Note 72:[ (retour) ] Longin, dans son Traité du Sublime. «Moyse Homme d'un esprit peu commun a conçu & exprimé la puissance de Dieu d'une maniere fort sublime au commencement de son livre, où il s'exprime ainsi; Dieu dit, & que dit-il? Que la lumiére soit, & elle fut; que la Terre soit, & elle fut. Chalcidius apelle Moyse un Homme sage, & reconnoît qu'il passoit pour un Homme inspiré.

Note ac:[ (retour) ] Longin fut Maître du Philosophe Porphyre, ce grand ennemi des Chrétiens: Zenobie, Reine des Palmyriens, peuples de l'Arabie déserte, le mit pour son Conseiller. Ce fut lui qui s'opposa à ce que la Reine se rendît aux Romains: il lui en coûta la vie. L'Empereur Aurélien aiant défait l'armée de Zenobie, fit servir cette Reine à son triomphe, & fit tuer Longin. Cela arriva vers le milieu du troisième siécle de l'Eglise. TRAD. DE PAR.

Note ad:[ (retour) ] Apulée, Philosophe Platonicien, fleurissoit au milieu du 2. siécle. Le même.

Note 73:[ (retour) ] Le nom de ces deux Magiciens. Numénius dans Eusébe, «Jannés & Jambrés, Prêtres Egyptiens, passoient pour grands Magiciens dans le tems que les Juifs furent chassez d'Égypte. Ils furent choisis pour résister à Musée Homme très-puissant auprès de Dieu par ses prières, & furent seuls capables de détourner de dessus les Egyptiens les maux que Musée atiroit sur cette Nation.» Là, Moyse est apellé Musée, pour donner à ce nom un air de nom Grec.
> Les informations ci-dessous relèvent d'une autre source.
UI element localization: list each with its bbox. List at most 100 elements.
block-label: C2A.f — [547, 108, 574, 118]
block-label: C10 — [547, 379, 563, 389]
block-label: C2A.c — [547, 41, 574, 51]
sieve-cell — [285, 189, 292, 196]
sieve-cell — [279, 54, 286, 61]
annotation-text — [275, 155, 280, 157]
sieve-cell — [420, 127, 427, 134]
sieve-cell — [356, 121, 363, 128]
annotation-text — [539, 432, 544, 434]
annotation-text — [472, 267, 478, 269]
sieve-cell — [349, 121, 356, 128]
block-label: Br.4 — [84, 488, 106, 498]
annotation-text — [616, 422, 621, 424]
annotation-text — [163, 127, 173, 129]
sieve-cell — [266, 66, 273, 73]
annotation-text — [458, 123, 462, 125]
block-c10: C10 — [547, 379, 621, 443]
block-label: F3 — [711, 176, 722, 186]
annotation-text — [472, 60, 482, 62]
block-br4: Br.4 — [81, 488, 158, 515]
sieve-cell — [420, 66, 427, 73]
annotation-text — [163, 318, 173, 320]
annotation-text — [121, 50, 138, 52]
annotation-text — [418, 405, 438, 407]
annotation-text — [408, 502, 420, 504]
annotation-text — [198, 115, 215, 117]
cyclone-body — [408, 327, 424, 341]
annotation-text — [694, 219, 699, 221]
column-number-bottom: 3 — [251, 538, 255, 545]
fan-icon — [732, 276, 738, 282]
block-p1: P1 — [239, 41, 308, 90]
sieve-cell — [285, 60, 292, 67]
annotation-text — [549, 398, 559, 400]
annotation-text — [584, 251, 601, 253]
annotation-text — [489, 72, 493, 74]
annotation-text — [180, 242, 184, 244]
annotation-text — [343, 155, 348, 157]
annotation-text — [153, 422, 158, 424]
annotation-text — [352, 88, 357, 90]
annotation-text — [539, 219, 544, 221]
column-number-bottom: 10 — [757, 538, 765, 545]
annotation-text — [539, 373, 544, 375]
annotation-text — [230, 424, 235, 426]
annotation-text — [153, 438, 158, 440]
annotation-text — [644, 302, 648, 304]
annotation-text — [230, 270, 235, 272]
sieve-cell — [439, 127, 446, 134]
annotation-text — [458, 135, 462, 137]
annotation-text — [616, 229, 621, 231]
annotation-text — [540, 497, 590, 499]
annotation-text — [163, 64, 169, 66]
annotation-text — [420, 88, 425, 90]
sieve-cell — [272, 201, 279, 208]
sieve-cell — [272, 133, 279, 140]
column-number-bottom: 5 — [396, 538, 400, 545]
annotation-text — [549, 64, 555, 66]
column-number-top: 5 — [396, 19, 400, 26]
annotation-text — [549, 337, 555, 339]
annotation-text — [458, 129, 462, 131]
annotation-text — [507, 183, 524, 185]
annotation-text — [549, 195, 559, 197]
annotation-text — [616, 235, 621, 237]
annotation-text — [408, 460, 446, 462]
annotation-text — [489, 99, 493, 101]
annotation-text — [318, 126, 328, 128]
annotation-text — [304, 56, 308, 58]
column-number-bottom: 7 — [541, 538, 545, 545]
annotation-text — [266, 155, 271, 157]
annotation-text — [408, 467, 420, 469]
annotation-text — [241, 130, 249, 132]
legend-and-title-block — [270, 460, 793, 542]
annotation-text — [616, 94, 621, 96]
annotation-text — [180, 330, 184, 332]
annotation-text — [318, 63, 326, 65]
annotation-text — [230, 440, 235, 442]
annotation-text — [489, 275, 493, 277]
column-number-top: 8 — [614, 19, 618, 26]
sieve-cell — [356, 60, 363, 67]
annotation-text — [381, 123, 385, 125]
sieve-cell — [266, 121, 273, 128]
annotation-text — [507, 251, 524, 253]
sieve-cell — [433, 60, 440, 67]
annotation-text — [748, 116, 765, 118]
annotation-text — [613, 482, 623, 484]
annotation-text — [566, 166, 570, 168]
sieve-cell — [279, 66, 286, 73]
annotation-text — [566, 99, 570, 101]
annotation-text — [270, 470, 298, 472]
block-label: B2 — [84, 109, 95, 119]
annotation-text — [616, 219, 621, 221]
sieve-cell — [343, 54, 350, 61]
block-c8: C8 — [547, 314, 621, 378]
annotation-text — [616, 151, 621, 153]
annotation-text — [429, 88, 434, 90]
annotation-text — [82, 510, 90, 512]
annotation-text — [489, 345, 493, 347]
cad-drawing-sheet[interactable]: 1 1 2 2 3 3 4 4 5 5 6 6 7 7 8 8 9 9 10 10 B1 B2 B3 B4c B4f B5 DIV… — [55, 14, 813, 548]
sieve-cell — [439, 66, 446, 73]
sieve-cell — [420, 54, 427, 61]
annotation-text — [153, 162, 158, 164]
Note 74:[ (retour) ] Plusieurs Auteurs ont parlé de la Loi. Strabon, Tacite, Théophraste, Hécatée. La défense de se joindre avec les étrangers se trouve dans Justin, & dans Tacite; celle de manger du porc se lit dans Tacite, Juvénal, & Plutarque. Ce dernier parle aussi des Lévites & de la fête des Tabernacles. Pythagore en a même tiré beaucoup de choses; par exemple, la défense de manger de la chair de bêtes mortes d'elles-mêmes; de représenter Dieu par des Images corporelles; de gâter les arbres fruitiers &c. Porphyre reconnoissoit aussi que Platon avoit emprunté beaucoup de choses des Juifs, comme le remarque Théodoret.

Note 75:[ (retour) ] Strabon liv. XVI. Les successeurs de Moyse gardérent pendant quelque tems ses loix & furent justes & pieux. Un peu plus bas il dit, que ceux qui crurent à Moyse étoient justes & craignans Dieu.

Note 76:[ (retour) ] Justin liv. XXXVI. Ch. 2. Il est incroyable combien la piété & la justice de ces Rois & de ces Sacrificateurs firent fleurir cette nation. Aristote parlant d'un Juif qu'il avoit connu, dit qu'il étoit très-sage & & très-savant. Jos. Rép. à App. liv. 1. Tacite dit que les Juifs adorent l'Être souverain, éternel, & immuable.

C'est assez d'avoir trouvé dans les Auteurs étrangers des choses conformes avec ce que les livres de Moyse enseignent. Je ne m'arrêterai pas à chercher de pareilles conformitez, entre ces Auteurs, & ce que Josué & ses successeurs ont fait & laissé par écrit. Je crois avoir assez solidement établi ce que je prétendois, qui est, que l'autorité des livres de Moyse étant apuyée sur des fondemens si fermes que l'impudence même les doit respecter, les miracles que ces livres nous raportent ne peuvent plus être révoquez en doute. Pour les autres, que l'Histoire des siécles suivans contient, comme[77] ceux d'Elie, d'Elisée &c. ils doivent être d'autant moins suspects, que le Peuple Juif étant alors beaucoup plus connu, & l'opposition de sa Religion avec celle de ses voisins, le rendant l'objet de leur haine & de leur contradiction, ils n'eussent pas manqué de se récrier d'abord sur ses fourberies & sur ses impostures, si les miracles dont ce Peuple se vantoit, n'eussent pas été véritables[AH].

Note 77:[ (retour) ] Ceux d'Elie &c. Eusébe Préparation liv. XX. Ch. 3. dit qu'Eupoléme a fait un livre touchant les Prophéties d'Elie, & Ch. 19. il raporte un passage de cet Auteur sur celles de Jérémie.